The study wasn't designed to show what would have happened to the patients if they didn't go on dialysis, lead author Manjula Kurella Tamura, a Stanford University nephrologist, or kidney doctor, says.
"The results are still important," she says, because most people find it surprising that the patients who received dialysis did so poorly," pointing out the need for doctors to have "open and honest discussions" with elderly patients about the treatment's pros and cons.

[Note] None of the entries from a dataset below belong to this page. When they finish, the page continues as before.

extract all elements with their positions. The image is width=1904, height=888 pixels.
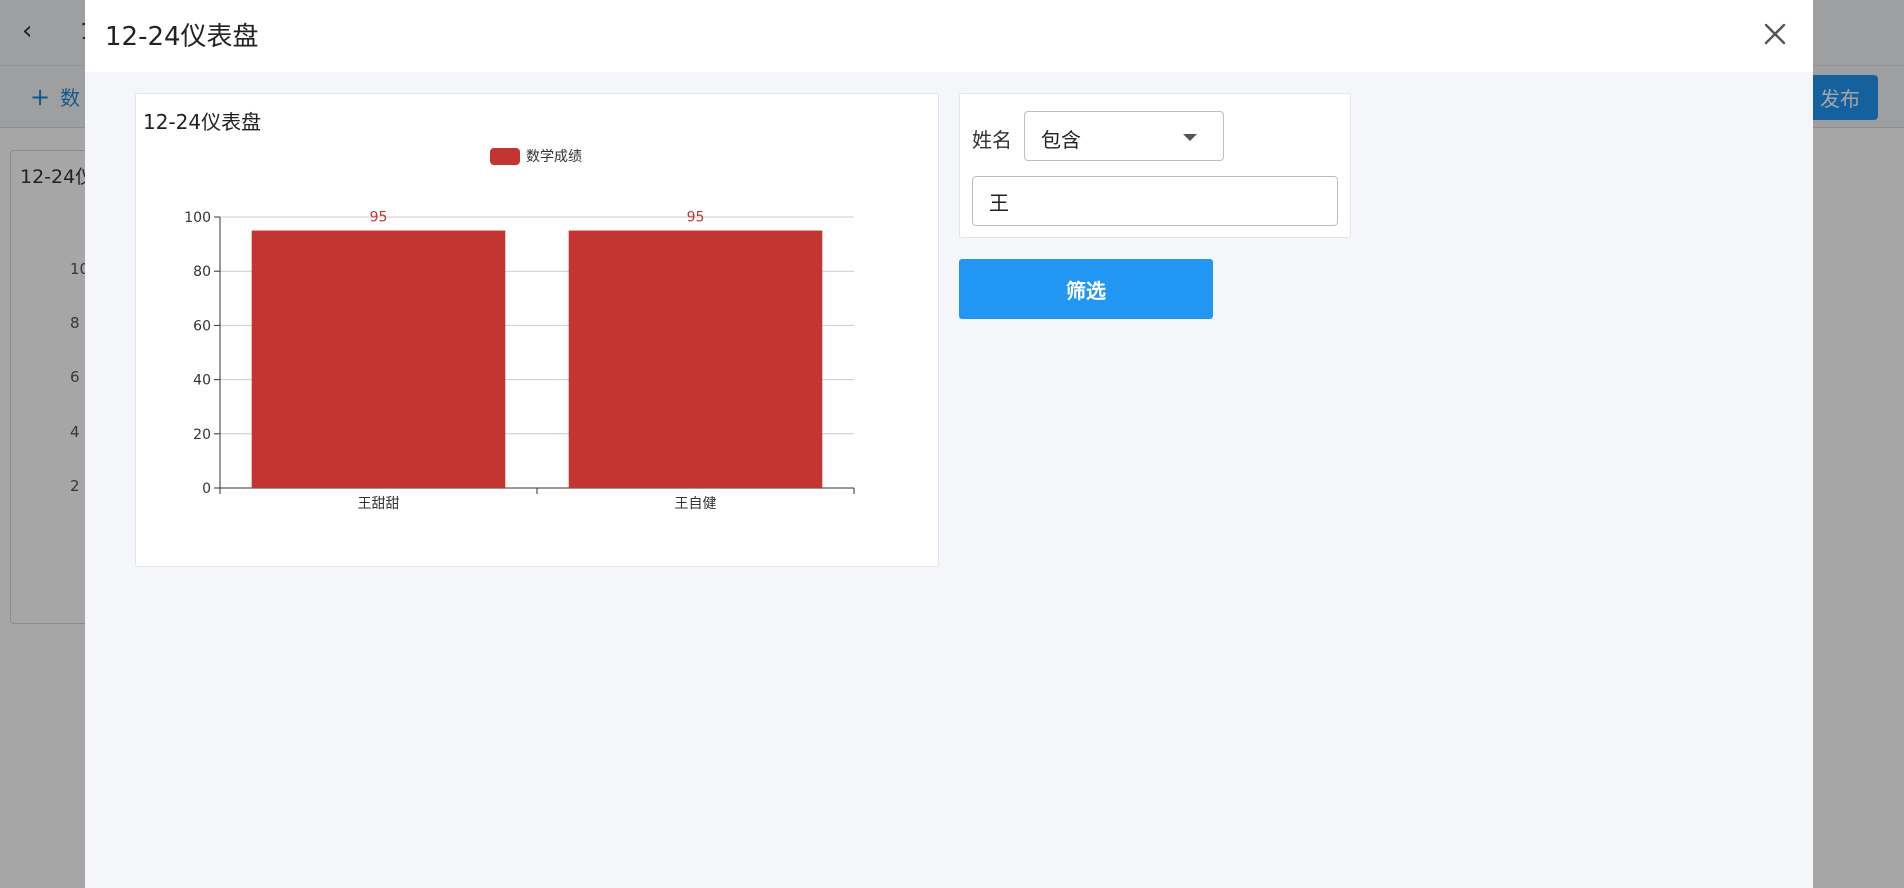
filter-value-input[interactable] (972, 176, 1338, 226)
y-tick-label: 20 (193, 427, 211, 443)
bar (568, 230, 823, 489)
y-tick-label: 0 (202, 481, 211, 497)
dashboard-modal: 12-24仪表盘 12-24仪表盘 0 20 40 60 80 100 95 王甜甜 95 王自健… (85, 0, 1813, 888)
legend-swatch (490, 148, 520, 165)
chevron-down-icon (1183, 134, 1197, 141)
y-tick-label: 40 (193, 373, 211, 389)
close-icon (1764, 23, 1786, 45)
close-button[interactable] (1755, 14, 1795, 54)
bar-data-label: 95 (687, 210, 705, 226)
modal-header: 12-24仪表盘 (85, 0, 1813, 72)
y-tick-label: 80 (193, 264, 211, 280)
y-tick-label: 60 (193, 318, 211, 334)
modal-title: 12-24仪表盘 (105, 22, 259, 52)
x-tick-label: 王甜甜 (358, 496, 400, 512)
filter-operator-value: 包含 (1041, 128, 1081, 152)
filter-card: 姓名 包含 (959, 93, 1351, 238)
filter-field-label: 姓名 (972, 128, 1012, 152)
chart-card: 12-24仪表盘 0 20 40 60 80 100 95 王甜甜 95 王自健 数学成绩 (135, 93, 939, 567)
filter-button[interactable]: 筛选 (959, 259, 1213, 319)
x-tick-label: 王自健 (675, 496, 717, 512)
bar-data-label: 95 (370, 210, 388, 226)
bar (251, 230, 506, 489)
filter-operator-select[interactable]: 包含 (1024, 111, 1224, 161)
bar-chart: 0 20 40 60 80 100 95 王甜甜 95 王自健 数学成绩 (184, 148, 855, 512)
y-tick-label: 100 (184, 210, 211, 226)
legend-label: 数学成绩 (526, 149, 582, 165)
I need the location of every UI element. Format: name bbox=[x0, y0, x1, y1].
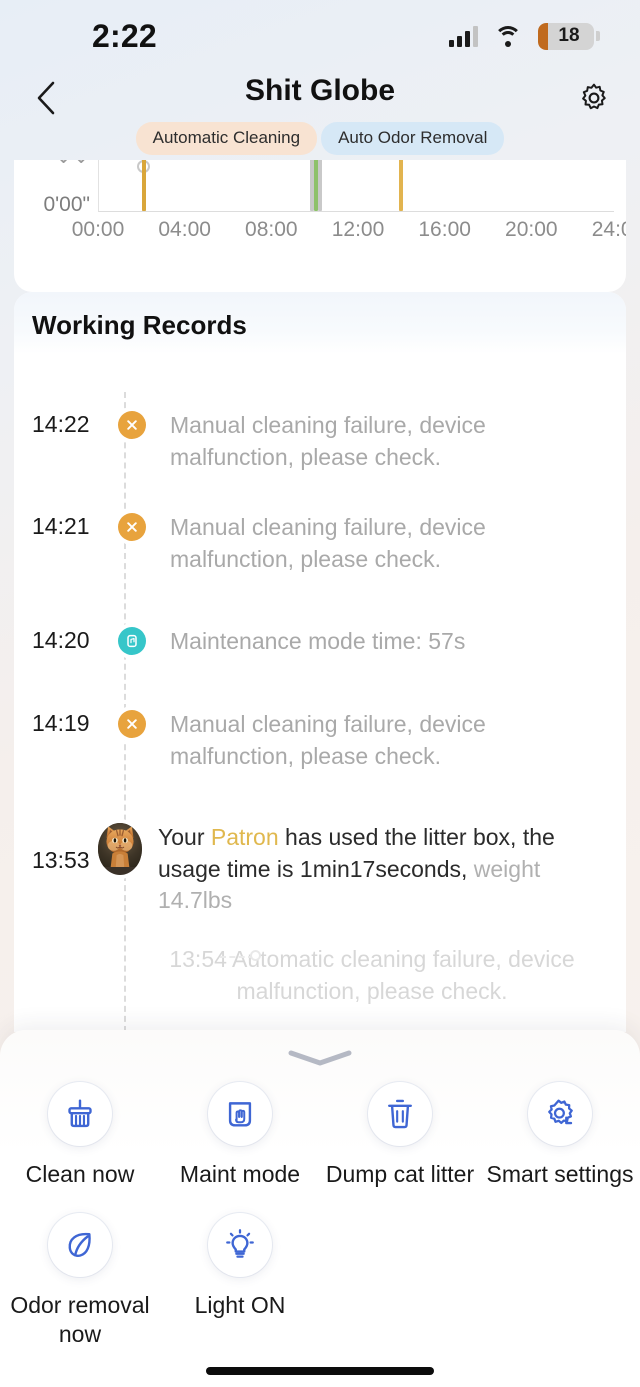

Yale University nephrologist Peter Aronson, who wasn't involved in the research, agrees.
For frail elderly nursing home patients, permanent kidney failure "is like metastatic cancer with rapid deterioration and short life expectancy," Aronson says. "The results of this study should inform end-of-life planning for such patients and encourage consideration of alternatives to dialysis, such as palliative care" to relieve symptoms.
Many doctors assume that palliative care is "a death sentence" for patients with permanent kidney failure, internist Robert Arnold, director of palliative care at the University of Pittsburgh, and nephrologist Mark Zeidel, of Harvard University, write in an editorial accompanying the study.
But, they write, small studies of frail elderly patients with permanent kidney failure suggest that death rates and quality of life don't differ much between those who go on dialysis and those who don't. "We must define who among this population will benefit most from dialysis and who will benefit most from conservative therapy."